Uluslararası Uzay Akademisi, 2010 yılında bu biçimde bir senaryo için muhtemel bir plan hazırlamıştı. Ama planda bir daha net bir karar merciinden bahsedilmiyordu.

Plan, dünya dışı yaşama dair en ufak bir sinyalin bulunması durumunda Birleşmiş Milletler ve Dış Uzayın Barışçıl Kullanımları Komitesi (Copous) aracılığıyla memleketler arası uyum için bir forum oluşturulmasını öngörüyordu.

aynı vakitte sinyale karşılık verilip verilmeyeceği de ‘geniş ölçüde temsil edilen milletlerarası bir kuruluşa’ bağlı tutuluyordu. Bu kuruluş için Birleşmiş Milletler örnek olarak gösterilse de bu kısım ziyadesiyle yoruma açık.


  • İşin garip yanı, plan burada sona eriyor. Bundan daha sonraki mümkün gelişmelerden ve insanlığın atacağı adımlardan hiç bir biçimde bahsedilmiyor.
Ayrıca milletlerarası birliğin bir anda sağlanıp sağlanamayacağı da büyük bir soru işareti. Sonuçta COVID-19’da bile bu birliği kurmakta başarısız olmuştuk. Afrika ülkelerine aşı bile vermedi büyük çoğunluğumuz.

Hadi var iseyalım ki bu biçimde bir birlik kuruldu; insanlık, tarihinde birinci defa hakikaten bir ortaya gelmeyi başardı. Bu sefer de uzaylıların nasıl bir gayeyle bizle temasa geçtikleri konusu var. Düşman da olabilirler dost da.

Biz bu olasılıkları düşündükçe haliyle ortam sonsuz bir biçimde dallanarak büyüyen bir ağaca dönüşüyor. Farklı bir bakış açısına geçelim mi?

Bu çıkmazı bir de yapay zekâya aktarmaya ne dersiniz? Aslında o da bir çıkmazda olabileceğimizi söylüyor:

Uzaylı-insanlık temasındaki çıkmazı bir de ChatGPT’ye sormayı denedim. Aldığım cevaplardan geneli aslında çıkmazı dallandırmaya devam etse de özellikle son soruya verdiği yanıt bir tık korkuttu.

Birini konuşturduk, oburu de eksik kalmasın. Yapay zekâya sorduğum kimi soruları ve yanıtlarını bir de DALL-E 2’ye resmettirdim. Ortaya ziyadesiyle etkileyici manzaralar çıktı. Başlayalım.

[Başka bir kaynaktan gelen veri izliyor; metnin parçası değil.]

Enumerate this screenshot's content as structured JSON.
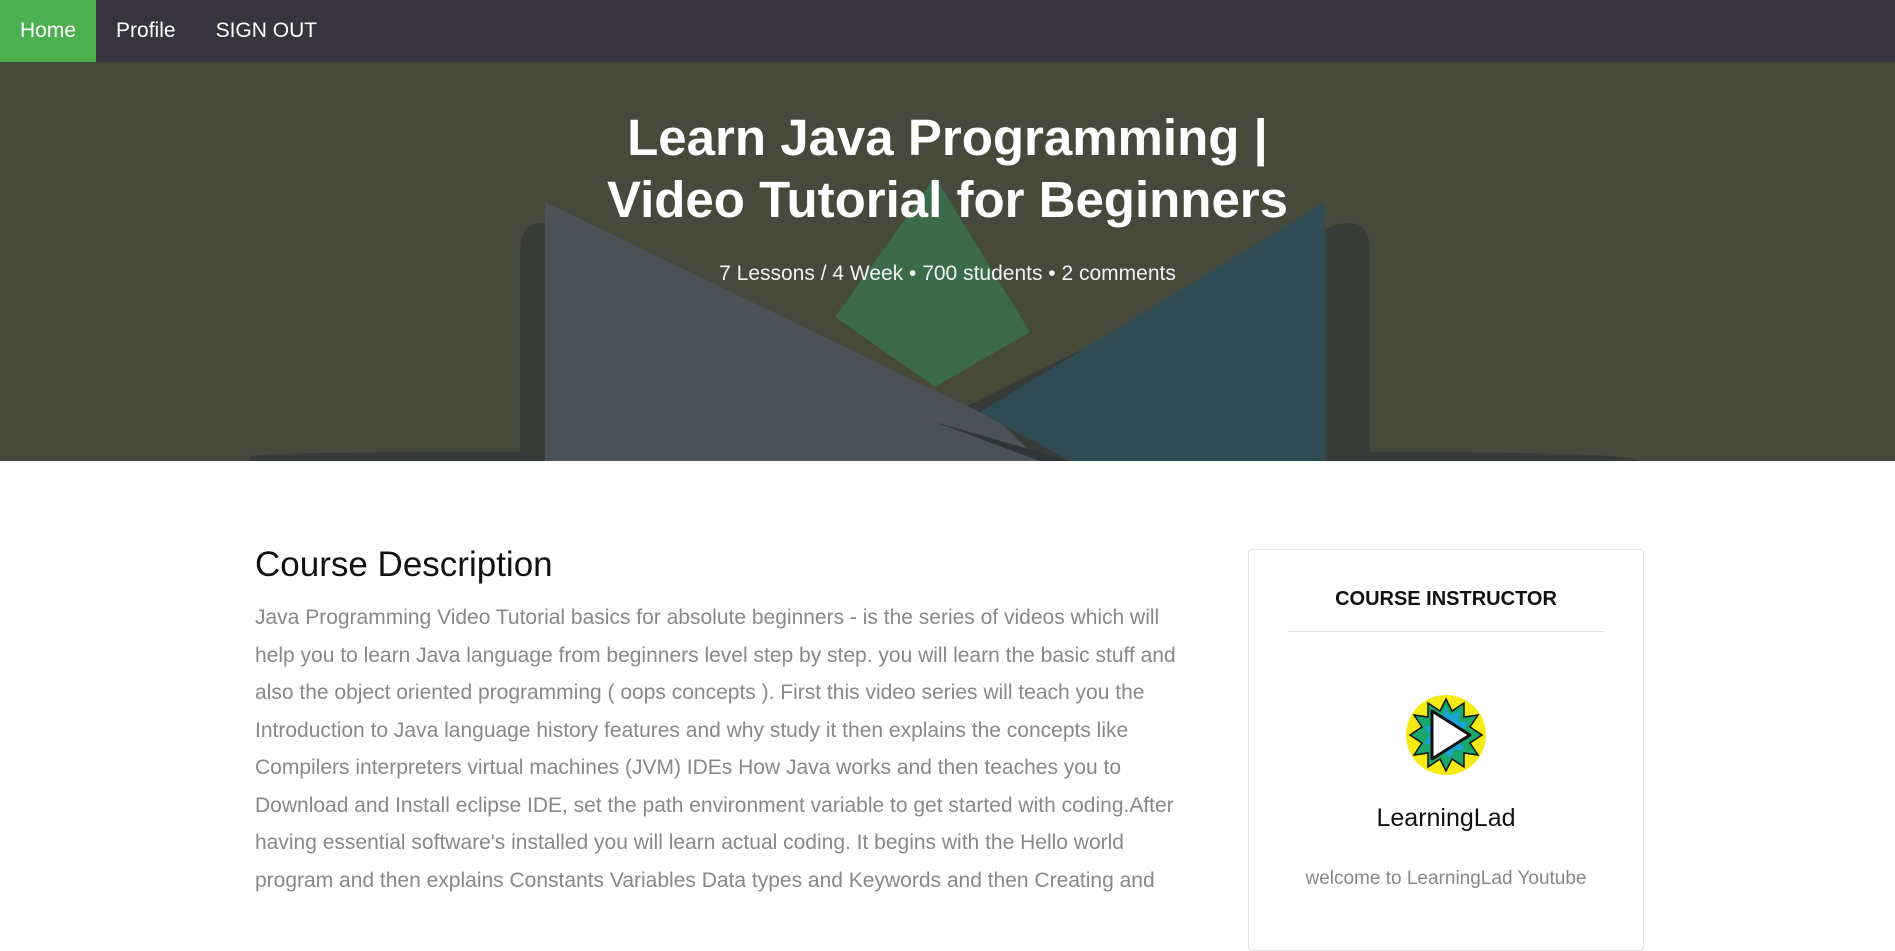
{
  "nav": {
    "items": [
      {
        "label": "Home",
        "active": true
      },
      {
        "label": "Profile",
        "active": false
      },
      {
        "label": "SIGN OUT",
        "active": false
      }
    ]
  },
  "hero": {
    "title_line1": "Learn Java Programming |",
    "title_line2": "Video Tutorial for Beginners",
    "meta": "7 Lessons / 4 Week • 700 students • 2 comments"
  },
  "description": {
    "heading": "Course Description",
    "text": "Java Programming Video Tutorial basics for absolute beginners - is the series of videos which will help you to learn Java language from beginners level step by step. you will learn the basic stuff and also the object oriented programming ( oops concepts ). First this video series will teach you the Introduction to Java language history features and why study it then explains the concepts like Compilers interpreters virtual machines (JVM) IDEs How Java works and then teaches you to Download and Install eclipse IDE, set the path environment variable to get started with coding.After having essential software's installed you will learn actual coding. It begins with the Hello world program and then explains Constants Variables Data types and Keywords and then Creating and"
  },
  "instructor": {
    "heading": "COURSE INSTRUCTOR",
    "name": "LearningLad",
    "bio": "welcome to LearningLad Youtube",
    "avatar_icon": "play-logo-icon"
  },
  "colors": {
    "nav_bg": "#37333f",
    "nav_active": "#4caf50",
    "hero_bg": "#47493a"
  }
}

  • O son cümle hiç olmayacak be ChatGPT.
Peki temas fizikî olarak gerçekleşirse? Evvel barışçıl üzere duran bir senaryoya bakalım:


Bir de saldırgan bir senaryoya göz atalım:


Uzaylıların Dünya’ya saldırdığı bir gerçeklikte hayatta kalma bahtımız ne olurdu?


Biz inanmıyoruz fakat ChatGPT inanıyor: Tahminen de bizi tam olarak tanıyamamıştır…


Son sorumuz ve hafifçeten korkutan bir yanıt: Uzaylıların kumandanı olsaydın, Dünya’da saldıracağın birinci yer neresi olurdu?


Korkuttu ama merak da uyandırdı. Hey DALL-E, ChatGPT’nin bahsetmiş olduğu bu ütopik yer neye benziyor? Bu sorunun karşılığı daha da şaşırttı:



Evet, DALL-E, ChatGPT’nin karşılığını bilhassa ibadet yerlerine benzeyen yapılar biçiminde betimledi. İkinci görselde ‘insanların farklılıkları’ konusunu daha da açmayı denesem de karşılık değişmedi.

Farkındayım, nereden başladık ve nereye geldik. Lakin bu biçimdesine dallanıp budaklanan bir hususta yolunu şaşırmak çok doğal. Sonuçta hiç bir yanıtı yok.

Peki sizce insanlık, uzaylılarla birinci teması kurduğunda neler yaşanabilir? İnsanlık, sahiden bir ortaya gelip hemfikir olarak kararlar alabilir mi?